Alias, la drogue c’est mal !
Tu dis ça parce qu’il n’y en avait plus pour toi.
Aussi.
Ça c’est du décryptage et du boulot…C’est vrai que ça “a mal vieilli” mais c’est ce qui le rend culte, dit-on. Comment peut-on regarder ça aujourd’hui au premier degré ou sans la petite nostalgie qui traîne.
Mais on peut aussi se dire que l’on ferait mieux, autrement aujourd’hui. Je n’ai jamais été fan des films à sketches parce que tu en as toujours un ou deux au dessus du lot et le reste moyen ou à jeter. J’ai quelques exceptions en tête mais rares…
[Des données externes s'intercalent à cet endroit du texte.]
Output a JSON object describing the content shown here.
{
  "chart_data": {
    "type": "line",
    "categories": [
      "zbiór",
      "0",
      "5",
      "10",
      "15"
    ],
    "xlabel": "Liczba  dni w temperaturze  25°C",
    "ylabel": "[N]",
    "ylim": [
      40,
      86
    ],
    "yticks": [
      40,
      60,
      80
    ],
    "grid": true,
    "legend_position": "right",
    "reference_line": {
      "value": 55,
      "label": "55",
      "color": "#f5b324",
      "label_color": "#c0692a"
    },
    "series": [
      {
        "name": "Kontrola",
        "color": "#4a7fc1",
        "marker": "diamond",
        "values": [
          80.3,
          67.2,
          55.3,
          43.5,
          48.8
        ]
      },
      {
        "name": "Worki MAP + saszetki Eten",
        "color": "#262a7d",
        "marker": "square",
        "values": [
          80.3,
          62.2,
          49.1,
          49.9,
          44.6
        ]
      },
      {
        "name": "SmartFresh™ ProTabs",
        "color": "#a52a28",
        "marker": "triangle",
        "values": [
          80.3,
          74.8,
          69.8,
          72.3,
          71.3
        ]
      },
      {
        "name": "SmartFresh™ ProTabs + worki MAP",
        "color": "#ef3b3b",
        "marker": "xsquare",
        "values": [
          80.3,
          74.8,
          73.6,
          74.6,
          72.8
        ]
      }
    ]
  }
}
Bon, l’industrie de l’animation et du cinéma n’étant pas au top en Suisse ou Namibie, fait que tu ailles très vite sur Cannes. Ça ferme bientôt
C’est une idée pour bloguer, pas forcément une idée pour faire, non plus.
Reprendre le scénario et le dessin, OK, par contre je garderais les chansons (mon côté VCI néophobe qui a usé la cassette de la B.O. dans son autoradio).
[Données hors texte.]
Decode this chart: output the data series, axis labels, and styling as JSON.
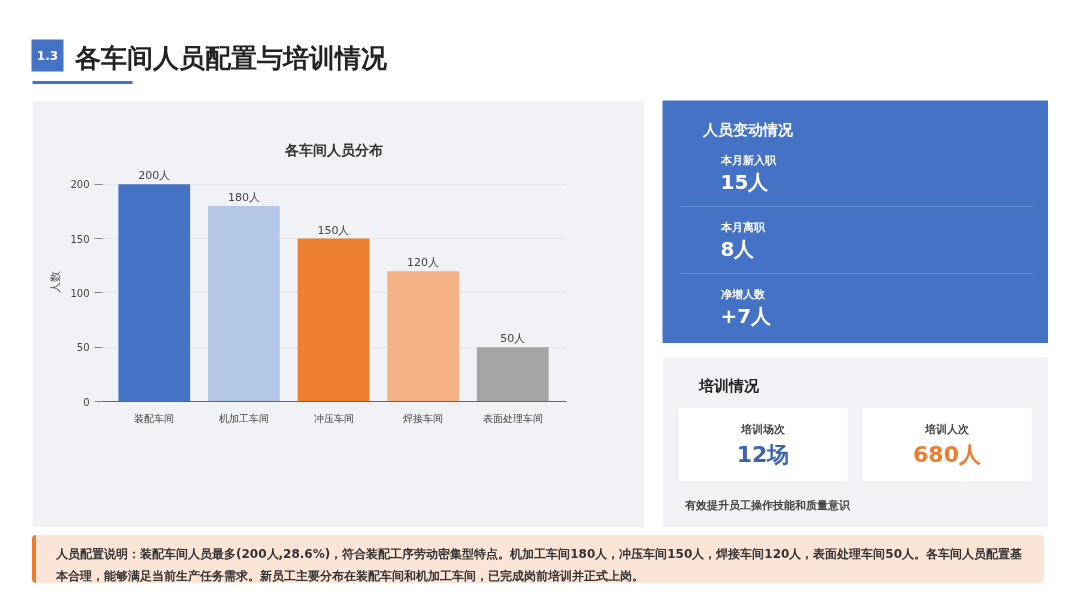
{
  "chart_data": [
    {
      "type": "other",
      "title": "各车间人员配置与培训情况",
      "annotations": [
        "1.3"
      ]
    },
    {
      "type": "bar",
      "title": "各车间人员分布",
      "ylabel": "人数",
      "categories": [
        "装配车间",
        "机加工车间",
        "冲压车间",
        "焊接车间",
        "表面处理车间"
      ],
      "values": [
        200,
        180,
        150,
        120,
        50
      ],
      "colors": [
        "#4472c4",
        "#b4c7e7",
        "#ed7d31",
        "#f4b183",
        "#a5a5a5"
      ],
      "value_labels": [
        "200人",
        "180人",
        "150人",
        "120人",
        "50人"
      ],
      "ylim": [
        0,
        220
      ],
      "yticks": [
        0,
        50,
        100,
        150,
        200
      ],
      "grid": "y"
    },
    {
      "type": "other",
      "title": "人员变动情况",
      "annotations": [
        "本月新入职",
        "15人",
        "本月离职",
        "8人",
        "净增人数",
        "+7人"
      ]
    },
    {
      "type": "other",
      "title": "培训情况",
      "annotations": [
        "培训场次",
        "12场",
        "培训人次",
        "680人",
        "有效提升员工操作技能和质量意识"
      ]
    },
    {
      "type": "other",
      "annotations": [
        "人员配置说明：装配车间人员最多(200人,28.6%)，符合装配工序劳动密集型特点。机加工车间180人，冲压车间150人，焊接车间120人，表面处理车间50人。各车间人员配置基本合理，能够满足当前生产任务需求。新员工主要分布在装配车间和机加工车间，已完成岗前培训并正式上岗。"
      ]
    }
  ]
}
La seule entorse que je ferais serait de rajouter Vengeance (The Pact) du Blue Öyster Cult, qui faisait partie d’une série de morceaux qu’ils avaient écrit spécialement pour le film mais qui n’avaient pas été retenus :
Ouéménon, moi je veux du récent, du qui pète!
N’empêche que par ta faute, je me suis réécouté la B.O. tout à l’heure !
J’accepte l’entière responsabilité et je, euh… j’en suis très content. Voilà.
Ah forcément, les commentaires ne prennent pas l’insertion de vidéos, et comme on ne peut pas faire d’aperçu, je me suis fait avoir : https://www.youtube.com/watch?v=o0T8bzaxL14
De toutes façons, un remake de Métal Hurlant, ça existe déjà ! 😉
Il paraît, mais je veux mon mien à moi.